6. Date Each Other Again
Once trust has been lost, it’s important to go back to your beginning: dating each other again . When you’re emotionally ready, you must start from scratch at proving to one another why you were meant to be. Going out on a series of dates, complete with working to win one another’s heart , will help you to refocus on how your relationship began and where you can go (again) together.

7. Review Your Growth
Once you feel that you have renewed your trust in your marriage, review the entries that you made in your journal as you grew. Look at how far you traveled. Reviewing your journal will help prevent the challenge from getting in the way of your marriage in the future, as well as help you to see the personal growth that you’ve endured. Sharing your journal with your spouse will allow him/her to see into your journey and the steps that you’ve taken so that your trust in your marriage could be restored.

Relationship

What Next After the Trust is Broken 

If you broke your arm, one hour wouldn’t pass before you got the right team in place to start its healing. Yet, when our marriage is broken we often keep the pain hidden from those around us.  Shame and disappointment keep us from reaching out, so we shoulder the burden alone.

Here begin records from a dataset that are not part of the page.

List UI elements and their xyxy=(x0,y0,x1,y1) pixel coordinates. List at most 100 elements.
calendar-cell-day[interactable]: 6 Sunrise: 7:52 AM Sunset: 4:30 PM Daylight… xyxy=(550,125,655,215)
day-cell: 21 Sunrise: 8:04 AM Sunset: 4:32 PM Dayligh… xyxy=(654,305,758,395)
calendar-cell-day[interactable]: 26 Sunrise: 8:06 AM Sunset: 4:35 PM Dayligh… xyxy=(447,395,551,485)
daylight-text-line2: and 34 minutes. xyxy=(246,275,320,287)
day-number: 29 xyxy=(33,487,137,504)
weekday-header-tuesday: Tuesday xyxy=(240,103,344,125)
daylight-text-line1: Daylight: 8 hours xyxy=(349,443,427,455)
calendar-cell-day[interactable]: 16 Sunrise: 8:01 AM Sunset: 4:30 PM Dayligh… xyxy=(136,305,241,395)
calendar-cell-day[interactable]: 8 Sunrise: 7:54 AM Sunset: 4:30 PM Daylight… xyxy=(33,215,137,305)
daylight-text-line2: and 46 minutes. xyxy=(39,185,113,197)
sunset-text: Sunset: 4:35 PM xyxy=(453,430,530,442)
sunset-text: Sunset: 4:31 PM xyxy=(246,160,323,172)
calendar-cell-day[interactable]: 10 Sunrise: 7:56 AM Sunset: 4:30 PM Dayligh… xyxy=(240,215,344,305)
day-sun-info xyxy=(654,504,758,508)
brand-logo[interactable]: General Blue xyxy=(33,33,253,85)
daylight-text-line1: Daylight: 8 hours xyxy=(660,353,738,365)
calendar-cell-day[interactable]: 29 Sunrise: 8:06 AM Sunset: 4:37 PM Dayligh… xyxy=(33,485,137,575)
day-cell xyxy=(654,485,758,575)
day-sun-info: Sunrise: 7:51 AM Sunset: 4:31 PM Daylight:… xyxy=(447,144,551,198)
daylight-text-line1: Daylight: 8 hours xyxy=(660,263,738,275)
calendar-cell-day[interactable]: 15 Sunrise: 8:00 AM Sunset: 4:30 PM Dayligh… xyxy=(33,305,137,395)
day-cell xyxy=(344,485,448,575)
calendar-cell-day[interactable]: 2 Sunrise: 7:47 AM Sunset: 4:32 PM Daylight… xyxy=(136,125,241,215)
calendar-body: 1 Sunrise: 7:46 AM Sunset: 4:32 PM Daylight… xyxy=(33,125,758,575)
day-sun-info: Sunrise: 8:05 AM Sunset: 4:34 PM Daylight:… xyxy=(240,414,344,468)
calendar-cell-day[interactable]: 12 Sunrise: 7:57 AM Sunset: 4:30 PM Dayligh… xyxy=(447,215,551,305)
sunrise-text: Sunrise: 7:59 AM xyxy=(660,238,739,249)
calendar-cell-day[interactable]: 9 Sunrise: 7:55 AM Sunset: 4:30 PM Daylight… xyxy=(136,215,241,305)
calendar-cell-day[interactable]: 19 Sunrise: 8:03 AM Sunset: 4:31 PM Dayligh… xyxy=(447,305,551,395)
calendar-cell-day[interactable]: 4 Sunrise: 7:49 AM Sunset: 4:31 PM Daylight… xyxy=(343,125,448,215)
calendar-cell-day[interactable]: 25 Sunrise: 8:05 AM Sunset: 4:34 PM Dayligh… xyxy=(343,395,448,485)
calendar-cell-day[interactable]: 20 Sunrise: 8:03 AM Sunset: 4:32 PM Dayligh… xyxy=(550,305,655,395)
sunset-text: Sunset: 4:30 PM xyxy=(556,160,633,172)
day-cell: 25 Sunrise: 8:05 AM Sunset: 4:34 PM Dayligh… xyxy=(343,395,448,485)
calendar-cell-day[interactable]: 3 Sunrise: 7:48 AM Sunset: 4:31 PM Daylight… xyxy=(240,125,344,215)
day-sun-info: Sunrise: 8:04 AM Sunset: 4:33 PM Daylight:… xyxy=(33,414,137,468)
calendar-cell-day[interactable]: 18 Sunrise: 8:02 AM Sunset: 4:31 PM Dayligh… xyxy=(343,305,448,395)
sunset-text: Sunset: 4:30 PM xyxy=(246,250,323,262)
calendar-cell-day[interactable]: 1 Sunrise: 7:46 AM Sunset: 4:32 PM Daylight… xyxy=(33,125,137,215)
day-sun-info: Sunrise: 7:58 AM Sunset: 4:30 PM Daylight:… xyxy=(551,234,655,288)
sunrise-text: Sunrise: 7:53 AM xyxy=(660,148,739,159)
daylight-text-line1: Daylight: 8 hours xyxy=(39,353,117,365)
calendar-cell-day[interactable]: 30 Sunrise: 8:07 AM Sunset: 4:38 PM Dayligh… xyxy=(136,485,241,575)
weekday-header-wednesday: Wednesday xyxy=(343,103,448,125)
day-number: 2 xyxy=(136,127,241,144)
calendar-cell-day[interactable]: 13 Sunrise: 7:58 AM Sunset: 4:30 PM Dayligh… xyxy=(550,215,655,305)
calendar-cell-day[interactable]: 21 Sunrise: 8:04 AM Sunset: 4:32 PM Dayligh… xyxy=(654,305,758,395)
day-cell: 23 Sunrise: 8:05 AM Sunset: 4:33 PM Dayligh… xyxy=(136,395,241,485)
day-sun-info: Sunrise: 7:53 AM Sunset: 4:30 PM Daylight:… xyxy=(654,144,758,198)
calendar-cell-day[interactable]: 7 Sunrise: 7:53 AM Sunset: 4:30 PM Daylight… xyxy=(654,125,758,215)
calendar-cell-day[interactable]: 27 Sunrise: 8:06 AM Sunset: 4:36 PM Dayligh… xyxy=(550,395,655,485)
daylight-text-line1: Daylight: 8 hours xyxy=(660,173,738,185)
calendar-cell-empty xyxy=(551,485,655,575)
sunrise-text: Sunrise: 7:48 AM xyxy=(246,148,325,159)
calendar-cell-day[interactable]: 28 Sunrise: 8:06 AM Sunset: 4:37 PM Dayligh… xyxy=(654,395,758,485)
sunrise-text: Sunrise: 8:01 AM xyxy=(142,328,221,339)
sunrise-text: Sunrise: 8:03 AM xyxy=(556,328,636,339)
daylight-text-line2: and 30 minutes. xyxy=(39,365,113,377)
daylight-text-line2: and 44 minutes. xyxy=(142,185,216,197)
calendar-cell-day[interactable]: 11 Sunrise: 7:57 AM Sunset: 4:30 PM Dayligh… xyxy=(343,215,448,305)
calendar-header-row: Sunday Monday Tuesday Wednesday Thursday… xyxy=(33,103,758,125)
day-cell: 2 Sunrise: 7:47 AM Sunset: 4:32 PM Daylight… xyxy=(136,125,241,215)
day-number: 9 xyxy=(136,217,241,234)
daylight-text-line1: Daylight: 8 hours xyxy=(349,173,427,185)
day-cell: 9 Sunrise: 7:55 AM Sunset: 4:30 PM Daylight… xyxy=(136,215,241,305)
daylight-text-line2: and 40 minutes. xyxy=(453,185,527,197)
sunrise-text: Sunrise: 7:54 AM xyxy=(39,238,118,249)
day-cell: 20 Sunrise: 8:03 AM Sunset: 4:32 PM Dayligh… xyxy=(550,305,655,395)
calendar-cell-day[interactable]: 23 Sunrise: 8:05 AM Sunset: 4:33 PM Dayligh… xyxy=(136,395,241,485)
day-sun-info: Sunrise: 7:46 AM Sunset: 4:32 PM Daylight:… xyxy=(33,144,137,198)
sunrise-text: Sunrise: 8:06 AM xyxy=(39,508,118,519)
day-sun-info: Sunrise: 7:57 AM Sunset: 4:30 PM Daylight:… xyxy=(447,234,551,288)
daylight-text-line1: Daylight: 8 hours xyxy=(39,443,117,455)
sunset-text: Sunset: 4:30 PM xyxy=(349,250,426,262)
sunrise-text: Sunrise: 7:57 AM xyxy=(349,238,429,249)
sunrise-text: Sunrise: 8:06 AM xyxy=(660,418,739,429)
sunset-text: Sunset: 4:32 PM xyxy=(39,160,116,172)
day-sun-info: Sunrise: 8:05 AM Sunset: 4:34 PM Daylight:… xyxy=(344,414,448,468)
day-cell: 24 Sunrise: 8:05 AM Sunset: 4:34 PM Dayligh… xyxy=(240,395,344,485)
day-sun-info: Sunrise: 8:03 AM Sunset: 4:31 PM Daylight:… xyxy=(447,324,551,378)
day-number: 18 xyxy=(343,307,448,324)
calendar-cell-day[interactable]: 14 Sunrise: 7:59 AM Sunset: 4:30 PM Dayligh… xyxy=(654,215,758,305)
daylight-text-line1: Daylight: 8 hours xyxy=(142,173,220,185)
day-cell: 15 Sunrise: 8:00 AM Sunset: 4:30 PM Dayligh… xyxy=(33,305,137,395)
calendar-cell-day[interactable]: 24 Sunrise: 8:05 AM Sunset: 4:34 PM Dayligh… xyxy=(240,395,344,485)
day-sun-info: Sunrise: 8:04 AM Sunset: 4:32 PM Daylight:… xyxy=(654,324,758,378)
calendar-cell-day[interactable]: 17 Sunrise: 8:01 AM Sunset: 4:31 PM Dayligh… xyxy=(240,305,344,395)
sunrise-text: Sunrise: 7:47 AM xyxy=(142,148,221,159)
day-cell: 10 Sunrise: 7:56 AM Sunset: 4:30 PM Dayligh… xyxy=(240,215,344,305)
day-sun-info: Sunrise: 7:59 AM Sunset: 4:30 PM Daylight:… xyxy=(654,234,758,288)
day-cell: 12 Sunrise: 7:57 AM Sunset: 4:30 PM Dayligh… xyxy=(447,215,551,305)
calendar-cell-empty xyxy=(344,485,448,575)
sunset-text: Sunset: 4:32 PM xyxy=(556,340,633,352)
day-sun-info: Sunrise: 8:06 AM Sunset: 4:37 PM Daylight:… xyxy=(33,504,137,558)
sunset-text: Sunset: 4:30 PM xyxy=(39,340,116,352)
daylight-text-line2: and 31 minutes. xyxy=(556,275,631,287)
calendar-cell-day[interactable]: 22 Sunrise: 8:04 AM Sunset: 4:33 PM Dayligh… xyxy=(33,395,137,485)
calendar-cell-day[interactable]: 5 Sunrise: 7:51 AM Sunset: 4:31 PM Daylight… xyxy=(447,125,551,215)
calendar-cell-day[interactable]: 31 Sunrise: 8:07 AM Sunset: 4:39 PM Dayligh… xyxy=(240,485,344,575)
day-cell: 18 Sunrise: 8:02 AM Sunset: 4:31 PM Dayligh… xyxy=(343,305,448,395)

If you want to heal from this, you both need help. Counseling is necessary if you want to work through the fracture.  The numbers show that when a couple seeks counseling, over 90% feel positive about the steps forward, however measured. Those steps, in turn, act as the first movement toward reconciliation.

To start, the partner who cheated must confront the parts of her that are broken.  The infidelity reflects a lack of self love or an insatiable need for outside validation.  Her brokenness could have brought about this betrayal in your marriage, but if you want to save it, you both must find a way forward together. Seeking an outside, neutral perspective will guide you through the pain.

If there is still love between you, reach for a counselor, reach for your friends, but most importantly–reach out to save it.  Now.